Tuesday, September 11, 2007

The Magical World of Degravitania

My family is doing a Biggest Loser competition this fall in an attempt to promote healthy living. I was glad to participate, since every few months I try to lose big anyway. We are supposed to weigh in every week, but I haven't been able to get to a scale, since I haven't been to the gym in over a month. I finally got there yesterday and was very curious about how my weight was doing. I stepped up onto the doctor's-type scale and moved the weight over to 200. The arm dropped. So I moved the weight back to 150 and moved the smaller weight up to 50. The arm stayed up. So apparently I weigh somewhere between 200 and 200. But not 200 or 200. I went downstairs to the faculty weight room and the same thing happened. Luckily there was a normal bathroom scale next to it. I stepped on and the dial swung around to reveal my true weight--180. Now I was really pleased and surprised to see that, because I haven't been 180 since maybe seventh grade. Not joking.

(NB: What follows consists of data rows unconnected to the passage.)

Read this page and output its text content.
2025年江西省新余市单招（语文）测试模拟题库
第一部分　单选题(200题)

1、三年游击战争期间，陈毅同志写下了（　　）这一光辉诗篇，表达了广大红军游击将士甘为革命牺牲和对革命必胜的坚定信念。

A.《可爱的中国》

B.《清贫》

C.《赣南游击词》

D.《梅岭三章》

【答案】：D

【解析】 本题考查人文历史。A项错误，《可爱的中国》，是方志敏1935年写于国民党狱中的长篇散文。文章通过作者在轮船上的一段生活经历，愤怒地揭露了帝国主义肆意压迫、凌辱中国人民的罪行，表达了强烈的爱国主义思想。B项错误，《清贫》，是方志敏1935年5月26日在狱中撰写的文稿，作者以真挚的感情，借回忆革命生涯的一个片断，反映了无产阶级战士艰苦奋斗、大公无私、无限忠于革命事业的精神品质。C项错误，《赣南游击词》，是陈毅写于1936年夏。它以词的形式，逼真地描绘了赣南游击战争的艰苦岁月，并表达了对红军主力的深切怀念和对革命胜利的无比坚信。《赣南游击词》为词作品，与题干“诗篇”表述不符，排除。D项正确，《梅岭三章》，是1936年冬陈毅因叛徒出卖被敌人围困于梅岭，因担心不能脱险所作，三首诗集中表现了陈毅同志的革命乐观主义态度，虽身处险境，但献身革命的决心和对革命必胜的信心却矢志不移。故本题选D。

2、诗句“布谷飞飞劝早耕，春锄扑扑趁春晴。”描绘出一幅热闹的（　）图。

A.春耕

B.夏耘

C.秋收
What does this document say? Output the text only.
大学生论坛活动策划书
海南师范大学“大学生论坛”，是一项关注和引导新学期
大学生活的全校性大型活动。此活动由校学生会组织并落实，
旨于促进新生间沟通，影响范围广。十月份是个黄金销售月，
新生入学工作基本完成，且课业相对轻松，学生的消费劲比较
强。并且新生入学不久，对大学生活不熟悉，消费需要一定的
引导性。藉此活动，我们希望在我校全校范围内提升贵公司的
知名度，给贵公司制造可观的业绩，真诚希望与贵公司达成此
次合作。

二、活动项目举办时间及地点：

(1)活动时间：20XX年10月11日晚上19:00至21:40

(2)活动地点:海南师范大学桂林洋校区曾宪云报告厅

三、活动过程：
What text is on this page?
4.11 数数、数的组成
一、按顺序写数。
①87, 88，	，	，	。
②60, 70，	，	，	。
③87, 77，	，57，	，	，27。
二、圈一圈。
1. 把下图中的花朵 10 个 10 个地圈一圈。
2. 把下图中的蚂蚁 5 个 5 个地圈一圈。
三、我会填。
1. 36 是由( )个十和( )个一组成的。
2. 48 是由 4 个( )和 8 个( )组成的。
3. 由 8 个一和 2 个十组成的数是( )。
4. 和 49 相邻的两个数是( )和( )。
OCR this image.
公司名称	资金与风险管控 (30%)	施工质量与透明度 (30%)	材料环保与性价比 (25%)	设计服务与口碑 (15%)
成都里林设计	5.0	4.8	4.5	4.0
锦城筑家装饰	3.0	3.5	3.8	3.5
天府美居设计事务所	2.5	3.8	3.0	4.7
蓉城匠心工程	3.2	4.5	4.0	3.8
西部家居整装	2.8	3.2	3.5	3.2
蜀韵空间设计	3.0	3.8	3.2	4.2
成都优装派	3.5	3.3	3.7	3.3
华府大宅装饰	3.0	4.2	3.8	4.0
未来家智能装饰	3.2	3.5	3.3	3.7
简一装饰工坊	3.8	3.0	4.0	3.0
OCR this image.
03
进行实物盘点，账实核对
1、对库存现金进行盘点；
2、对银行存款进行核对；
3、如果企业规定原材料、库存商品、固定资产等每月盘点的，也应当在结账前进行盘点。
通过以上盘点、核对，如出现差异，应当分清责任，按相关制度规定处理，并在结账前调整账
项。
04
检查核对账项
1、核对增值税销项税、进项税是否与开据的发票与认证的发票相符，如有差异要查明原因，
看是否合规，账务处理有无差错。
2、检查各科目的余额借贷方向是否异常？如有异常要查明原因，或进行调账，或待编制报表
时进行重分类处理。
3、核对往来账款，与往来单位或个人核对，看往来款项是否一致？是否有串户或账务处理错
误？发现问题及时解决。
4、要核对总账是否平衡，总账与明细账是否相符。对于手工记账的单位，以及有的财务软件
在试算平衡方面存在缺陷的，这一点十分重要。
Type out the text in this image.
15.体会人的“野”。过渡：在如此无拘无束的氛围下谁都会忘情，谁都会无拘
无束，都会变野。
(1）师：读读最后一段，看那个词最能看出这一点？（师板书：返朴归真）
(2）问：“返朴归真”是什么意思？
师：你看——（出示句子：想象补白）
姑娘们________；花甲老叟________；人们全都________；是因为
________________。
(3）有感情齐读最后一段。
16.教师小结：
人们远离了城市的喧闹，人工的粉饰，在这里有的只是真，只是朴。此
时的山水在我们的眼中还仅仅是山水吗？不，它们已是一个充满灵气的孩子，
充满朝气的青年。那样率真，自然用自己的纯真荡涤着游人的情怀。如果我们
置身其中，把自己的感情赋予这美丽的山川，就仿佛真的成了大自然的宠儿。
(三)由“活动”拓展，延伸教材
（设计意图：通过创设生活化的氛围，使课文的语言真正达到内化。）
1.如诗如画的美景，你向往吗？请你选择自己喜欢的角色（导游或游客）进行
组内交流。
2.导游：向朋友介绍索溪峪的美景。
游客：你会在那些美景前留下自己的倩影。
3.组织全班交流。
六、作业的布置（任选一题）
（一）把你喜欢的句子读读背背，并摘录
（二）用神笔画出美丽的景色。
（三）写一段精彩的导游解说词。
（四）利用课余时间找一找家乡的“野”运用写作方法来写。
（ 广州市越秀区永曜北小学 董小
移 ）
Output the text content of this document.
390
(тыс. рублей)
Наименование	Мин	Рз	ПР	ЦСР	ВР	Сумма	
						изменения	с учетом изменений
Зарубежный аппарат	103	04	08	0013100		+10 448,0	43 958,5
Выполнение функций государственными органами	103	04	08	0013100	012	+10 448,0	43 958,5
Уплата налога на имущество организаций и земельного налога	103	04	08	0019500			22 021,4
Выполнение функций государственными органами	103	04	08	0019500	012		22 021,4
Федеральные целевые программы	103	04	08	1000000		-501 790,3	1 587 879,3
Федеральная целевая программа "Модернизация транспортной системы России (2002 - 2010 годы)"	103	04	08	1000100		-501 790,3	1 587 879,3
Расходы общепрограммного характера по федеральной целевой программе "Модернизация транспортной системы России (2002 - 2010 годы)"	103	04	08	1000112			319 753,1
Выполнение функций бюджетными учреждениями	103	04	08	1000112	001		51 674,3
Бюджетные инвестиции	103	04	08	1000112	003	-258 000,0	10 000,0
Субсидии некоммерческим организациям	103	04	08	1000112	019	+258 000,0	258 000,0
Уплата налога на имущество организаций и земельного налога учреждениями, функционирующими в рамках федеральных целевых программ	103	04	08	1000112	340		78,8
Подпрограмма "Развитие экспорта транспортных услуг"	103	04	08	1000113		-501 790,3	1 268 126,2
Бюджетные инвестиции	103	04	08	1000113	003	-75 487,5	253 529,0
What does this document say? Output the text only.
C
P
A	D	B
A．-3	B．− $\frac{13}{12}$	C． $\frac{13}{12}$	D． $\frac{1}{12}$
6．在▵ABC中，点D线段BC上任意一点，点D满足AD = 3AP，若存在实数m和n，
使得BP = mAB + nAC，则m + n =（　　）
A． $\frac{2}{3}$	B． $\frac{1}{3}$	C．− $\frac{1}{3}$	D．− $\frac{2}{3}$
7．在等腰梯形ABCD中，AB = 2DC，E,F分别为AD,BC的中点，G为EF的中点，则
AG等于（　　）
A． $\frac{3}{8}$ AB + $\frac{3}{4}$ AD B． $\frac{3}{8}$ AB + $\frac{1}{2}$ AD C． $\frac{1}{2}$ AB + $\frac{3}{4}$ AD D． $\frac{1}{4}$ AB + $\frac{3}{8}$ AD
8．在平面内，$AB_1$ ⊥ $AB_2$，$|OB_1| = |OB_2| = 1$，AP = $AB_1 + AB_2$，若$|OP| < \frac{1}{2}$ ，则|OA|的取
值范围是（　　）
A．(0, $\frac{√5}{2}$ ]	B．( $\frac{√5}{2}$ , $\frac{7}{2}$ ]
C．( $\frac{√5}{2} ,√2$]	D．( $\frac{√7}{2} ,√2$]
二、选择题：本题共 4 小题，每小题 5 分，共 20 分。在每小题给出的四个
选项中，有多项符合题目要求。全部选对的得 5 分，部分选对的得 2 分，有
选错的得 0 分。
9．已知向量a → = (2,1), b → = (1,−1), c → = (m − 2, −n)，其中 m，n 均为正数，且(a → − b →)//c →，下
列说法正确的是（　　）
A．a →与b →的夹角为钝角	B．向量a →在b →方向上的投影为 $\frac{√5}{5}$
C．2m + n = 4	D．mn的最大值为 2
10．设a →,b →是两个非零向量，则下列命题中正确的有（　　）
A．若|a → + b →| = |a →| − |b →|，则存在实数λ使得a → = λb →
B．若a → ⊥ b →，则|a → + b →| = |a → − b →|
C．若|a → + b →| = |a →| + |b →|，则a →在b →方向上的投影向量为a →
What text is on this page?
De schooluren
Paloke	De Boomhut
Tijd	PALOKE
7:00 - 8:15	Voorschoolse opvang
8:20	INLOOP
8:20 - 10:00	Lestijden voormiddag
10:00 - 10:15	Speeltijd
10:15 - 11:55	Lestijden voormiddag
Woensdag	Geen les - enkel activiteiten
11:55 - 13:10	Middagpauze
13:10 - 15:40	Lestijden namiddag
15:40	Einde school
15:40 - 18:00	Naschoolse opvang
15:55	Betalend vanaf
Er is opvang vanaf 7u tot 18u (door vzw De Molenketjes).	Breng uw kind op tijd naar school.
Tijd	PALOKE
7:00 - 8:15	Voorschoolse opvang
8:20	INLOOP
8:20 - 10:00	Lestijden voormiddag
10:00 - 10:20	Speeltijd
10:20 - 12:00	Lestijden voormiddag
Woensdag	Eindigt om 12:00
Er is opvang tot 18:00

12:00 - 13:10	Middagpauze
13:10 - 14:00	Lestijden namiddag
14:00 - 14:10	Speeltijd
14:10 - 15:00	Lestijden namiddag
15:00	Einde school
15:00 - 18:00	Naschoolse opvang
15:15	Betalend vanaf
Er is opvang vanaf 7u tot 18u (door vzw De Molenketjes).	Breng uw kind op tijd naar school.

So I figure that in order to find my actual weight, I need to travel to a mythical land. To get to Narnia, you must go through the wardrobe. To Wonderland, you go through the looking glass. To Oz, you go through a concussion. Maybe I found the passageway to Degravitania, the land where your weight disappears and then drops by 20 pounds. I will be charging for admission at the low price of 20 dollars. Just meet me outside the university gym. (Please note the twenty-pound-lighter Mr. Tumnus.)

4 Comments:

At 4:02 PM, Blogger Cicada said...

So if I give you $20, when I get to Degravitania, does that turn into $0?

 
At 3:20 PM, Blogger Lemonzest said...

YAYAYAYA! I'm so happy! Today was one of those days when I randomly think to myself, hmm, I should check out Limon's blog just to see if he's posted anything, and I am in luck!!

 
At 6:56 PM, Blogger Adam said...

Let me know if you ever find portals to these magical lands:

Defenestrania
A land where people throw themselves out of windows without getting injured.

Dewrestlemania
Sorry, Mr. Hogan. You're not welcome here.

De-can-you-blame-me-a
A land where only rational excuses survive

And wouldn't it be fun to visit De-I-feel-strange-i-a or De-are-you-insane?!-i-a

 
At 5:38 PM, Blogger ambrosia ananas said...

Dear Limon,

Enclosed is $20. Now I'm skinny again, right?